Emergency room physicians are currently exploring what options they may have to push back against Anthem’s new policies. A meeting between the health plan and the American College of Emergency Physicians took place in Washington last December but yielded few results.

“There were a couple of questions I had but couldn’t get answers to, like what does success look like? And how many patients are actually being denied?” said John Rogers, president-elect of the American College of Emergency Physicians, who practices at a hospital in Macon, Georgia. “They may have the answers to them, but I didn’t hear them.”

Rogers said his group is looking at possible lawsuits or legislation, at either the state or national level.

Right now his group is focused on collecting patient stories to get a sense of what the denial policy looks like on the ground.

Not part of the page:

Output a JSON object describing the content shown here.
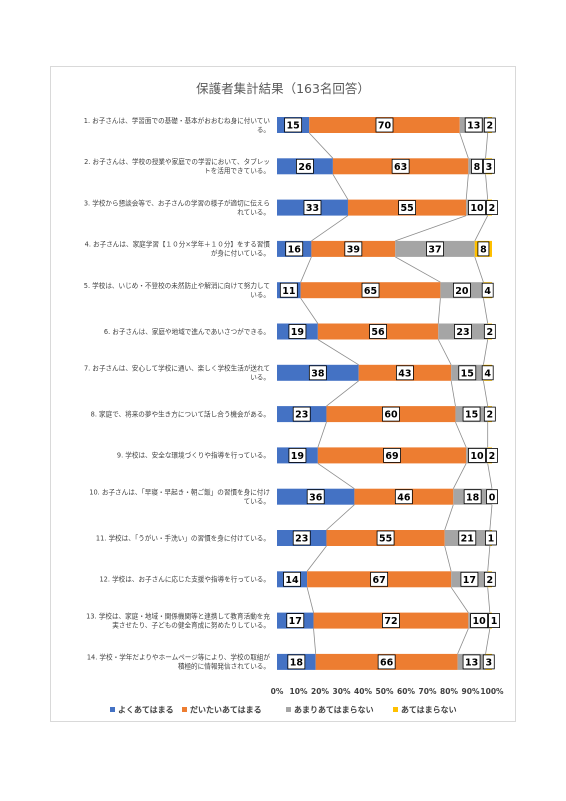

“Hospitals are starting to talk to patient advocacy groups, asking whether they’re aware of the situation,” he said. “We’re starting to sit down with legislators to say, ‘This is happening, we don’t think it’s a good idea, and these are other, better solutions.’”

The experience completely changed how Cloyd thinks about the emergency room. She would still take her 7-year-old daughter in case of emergency, but she says she no longer thinks she’d ever seek emergency care unless forced by a medical provider.

“I have numerous health issues, and it’s upsetting and scary to think that I don’t have that option, but it’s just not worth the stress,” she said. “I told my husband, I’ll go to primary care, and they’ll have to force me into an ambulance to go to the emergency room.”